The findings of this study should be interpreted in light of several limitations. First, our multivariate GWAS approach relied on the assumption that meta-analyzing repeated measures of internalizing symptoms would increase power to detect genome-wide significant loci. This expectation was based on the reasonably strong correlations between measurements from different raters or at different ages. Instead, the burden of heterogeneity within childhood measurements amplified noise in the dataset. Combined with sample size limitations, this resulted in reduced statistical power, which is reflected in the low SNP heritability and lack of genome-wide significant findings. Second, the low estimate of SNP heritability in this study can also partly be explained by the methods: estimates of SNP heritability from summary statistics are typically lower than estimates from raw genotypic data, and potential overcorrection of biases in LDSC may have led to more conservative estimates. Third, the analyses in this study corrected for sex differences rather than investigating them through sex-differentiated analysis. We chose this approach because current evidence suggests that sex differences in genetic effects for psychiatric traits are either absent or small.⁶² However, sex-differentiated analyses in future work could provide insight into whether the influence of genetic factors on downstream biological processes or interplay between genetic risk and social environments can explain the different prevalence of internalizing behaviors in males and females. Fourth, due to the limited availability of diverse samples, the current findings are restricted to individuals of white European ancestry. An important goal for future GWASs is the funding and inclusion of multi-ancestry cohorts to allow better representation of diverse populations and to ensure broader applicability of findings.
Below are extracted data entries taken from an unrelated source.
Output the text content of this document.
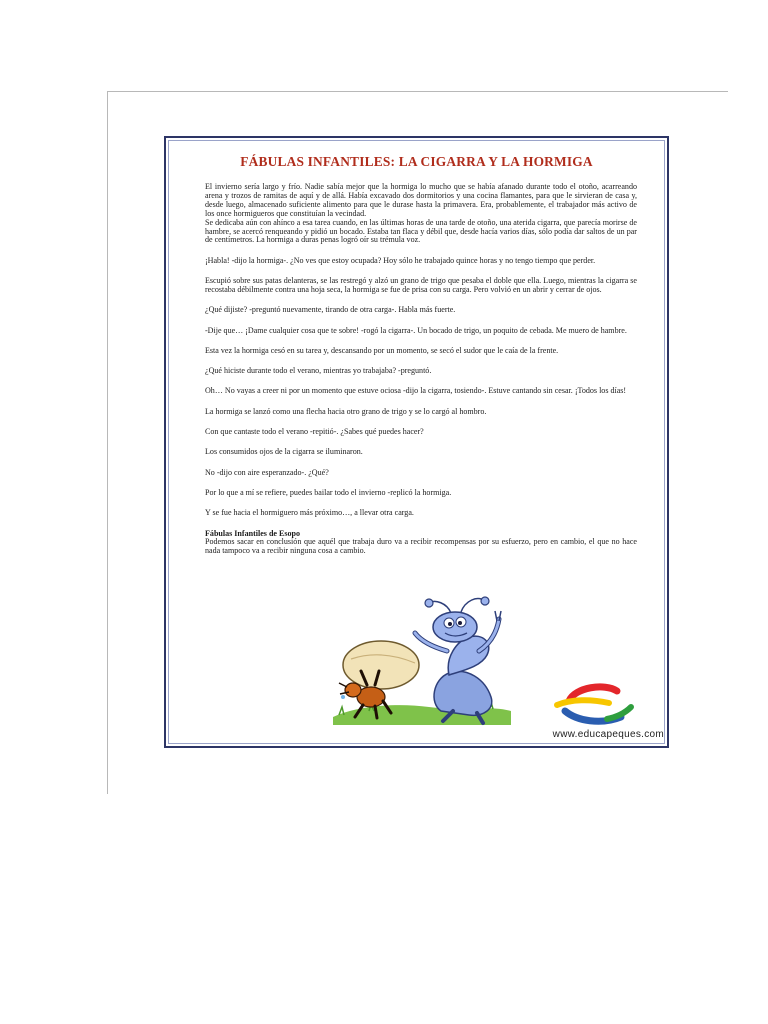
FÁBULAS INFANTILES: LA CIGARRA Y LA HORMIGA

El invierno sería largo y frío. Nadie sabía mejor que la hormiga lo mucho que se había afanado durante todo el otoño, acarreando arena y trozos de ramitas de aquí y de allá. Había excavado dos dormitorios y una cocina flamantes, para que le sirvieran de casa y, desde luego, almacenado suficiente alimento para que le durase hasta la primavera. Era, probablemente, el trabajador más activo de los once hormigueros que constituían la vecindad.

Se dedicaba aún con ahínco a esa tarea cuando, en las últimas horas de una tarde de otoño, una aterida cigarra, que parecía morirse de hambre, se acercó renqueando y pidió un bocado. Estaba tan flaca y débil que, desde hacía varios días, sólo podía dar saltos de un par de centímetros. La hormiga a duras penas logró oír su trémula voz.

¡Habla! -dijo la hormiga-. ¿No ves que estoy ocupada? Hoy sólo he trabajado quince horas y no tengo tiempo que perder.

Escupió sobre sus patas delanteras, se las restregó y alzó un grano de trigo que pesaba el doble que ella. Luego, mientras la cigarra se recostaba débilmente contra una hoja seca, la hormiga se fue de prisa con su carga. Pero volvió en un abrir y cerrar de ojos.

¿Qué dijiste? -preguntó nuevamente, tirando de otra carga-. Habla más fuerte.

-Dije que… ¡Dame cualquier cosa que te sobre! -rogó la cigarra-. Un bocado de trigo, un poquito de cebada. Me muero de hambre.

Esta vez la hormiga cesó en su tarea y, descansando por un momento, se secó el sudor que le caía de la frente.

¿Qué hiciste durante todo el verano, mientras yo trabajaba? -preguntó.

Oh… No vayas a creer ni por un momento que estuve ociosa -dijo la cigarra, tosiendo-. Estuve cantando sin cesar. ¡Todos los días!

La hormiga se lanzó como una flecha hacia otro grano de trigo y se lo cargó al hombro.

Con que cantaste todo el verano -repitió-. ¿Sabes qué puedes hacer?

Los consumidos ojos de la cigarra se iluminaron.

No -dijo con aire esperanzado-. ¿Qué?

Por lo que a mí se refiere, puedes bailar todo el invierno -replicó la hormiga.

Y se fue hacia el hormiguero más próximo…, a llevar otra carga.

Fábulas Infantiles de Esopo

Podemos sacar en conclusión que aquél que trabaja duro va a recibir recompensas por su esfuerzo, pero en cambio, el que no hace nada tampoco va a recibir ninguna cosa a cambio.

www.educapeques.com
To conclude, in this large GWAS of childhood and adolescent internalizing symptoms in population-based cohorts, no individual loci with strong associations with the outcome were detected. However, strong genetic correlations with adult internalizing traits and childhood psychiatric traits indicate that there is signal buried in the noise. Future GWAS success is likely to lie in reducing heterogeneity in childhood samples by focusing on a more stable phenotype of internalizing symptoms.